James West: Firstly, I hope that this book provides a useful insight into Bennett’s role at Ebony and his importance as a popular Black historian. Bennett’s work was foundational in shaping how millions of people consumed Black history, and we can make a strong case for him being among the most influential Black public intellectuals of the twentieth century. This is something I explore here and address in much greater detail through a forthcoming critical biography for the University of Massachusetts Press.
Secondly, I hope it challenges people to reassess the often lazy depiction of Ebony as “just” a superficial Black consumer magazine. Yes, EBONY was an aspirational publication which emphasized Black celebrity and entrepreneurship, but it also played an important and incredibly complicated role in shaping Black intellectual thought and the public sphere.
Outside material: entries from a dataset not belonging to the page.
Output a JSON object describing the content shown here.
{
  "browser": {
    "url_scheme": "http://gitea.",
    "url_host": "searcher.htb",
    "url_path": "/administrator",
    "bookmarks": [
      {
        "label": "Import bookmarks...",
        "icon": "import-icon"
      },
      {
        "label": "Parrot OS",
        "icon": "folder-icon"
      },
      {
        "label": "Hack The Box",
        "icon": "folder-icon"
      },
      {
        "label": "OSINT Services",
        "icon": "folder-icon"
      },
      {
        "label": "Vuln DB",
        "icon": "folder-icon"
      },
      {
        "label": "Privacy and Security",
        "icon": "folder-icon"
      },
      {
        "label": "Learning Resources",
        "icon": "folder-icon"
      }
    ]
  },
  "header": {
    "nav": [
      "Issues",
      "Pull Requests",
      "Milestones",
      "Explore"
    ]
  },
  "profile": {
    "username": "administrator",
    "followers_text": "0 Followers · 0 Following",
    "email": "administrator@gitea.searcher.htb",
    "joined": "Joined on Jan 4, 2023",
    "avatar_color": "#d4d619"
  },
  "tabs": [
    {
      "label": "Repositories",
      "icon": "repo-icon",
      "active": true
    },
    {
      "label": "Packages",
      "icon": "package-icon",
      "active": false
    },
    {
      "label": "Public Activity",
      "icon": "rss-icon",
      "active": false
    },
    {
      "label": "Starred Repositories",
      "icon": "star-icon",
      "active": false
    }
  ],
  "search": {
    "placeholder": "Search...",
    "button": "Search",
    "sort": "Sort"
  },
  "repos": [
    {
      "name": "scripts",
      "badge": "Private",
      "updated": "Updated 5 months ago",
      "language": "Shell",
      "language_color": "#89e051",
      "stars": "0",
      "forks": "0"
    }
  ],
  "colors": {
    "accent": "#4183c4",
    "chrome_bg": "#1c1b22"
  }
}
The enormous cultural and intellectual legacy of Ebony and other Johnson publications is something we are only just beginning to really grapple with (although excellent recent work by Jonathan Fenderson, Brenna Wynn Greer, and others has helped to move this conversation forward).
Thirdly, I hope it pushes readers to reconsider the role of Black periodicals in shaping popular attitudes towards the African American past and what we consider to be a “history book.” In this regard, I want to challenge the frequent bifurcation of “popular” and “professional” Black historians and historical perspectives. People read John Hope Franklin and Frantz Fanon, but they also read Ebony and Essence. These things weren’t mutually exclusive in the development of everyday Black intellectual thought.
AAIHS Editors: Where do you think the field is headed and why?
James West: It’s a fantastically exciting time to be thinking about Black intellectual history and cultures of print. With regards to Bennett specifically, scholars such as Chris Tinson, Pero Dagbovie, Bayyinah Jeffries, and Sundiata Keita Cha-Jua are doing great things, and I also want to shout out archives at Emory and Chicago State, which are introducing new generations of scholars to Bennett’s work. As to the larger field, we only need look to the success of Black Perspectives and the AAIHS as evidence of its vibrancy.
I don’t think there has ever been a better time to be a researcher of Black periodicals and the Black press. This primer of notable works from the past decade collated by Kim Gallon and the Black Press Research Collective (BPRC) is just a taste of the excellent work being undertaken. For a long time, I think many scholars tended to see Black periodicals as sources, rather than objects of study in their own right. Thankfully, the work of individual scholars, alongside that of organizations such as the BPRC, is doing a lot to shift this narrative.
Ebony was the be all and end all for most if us..John Johnson and Lerone Bennett blazed a path which has not been replicated by anyone else…so sad their model has not been replaced, and I can’t think of any institution that impacted the psyche of a generation..although rap music and reggae have had a tremendous impact, methinks the erudiction of Bennett is unmatched…I have been a fan of his Forced into Glory about Lincoln…as a good Morehouse man I am so proud of all they have done and will get the book!! Thxs
I agree with Mr. Robinson. The role Ebony played during the second half of the 20th century is unparalleled today. Mr. Bennett grappled with the most important ideas in African American historical scholarship. Ideas first developed in scholarly works were exposed to the masses through Bennett’s articles in Ebony. The popular exposure to complex historical ideas in the pages of Ebony changed long held perspectives and initiated additional study in many readers. The focus this book provides on the role of Bennett and Ebony is long overdue.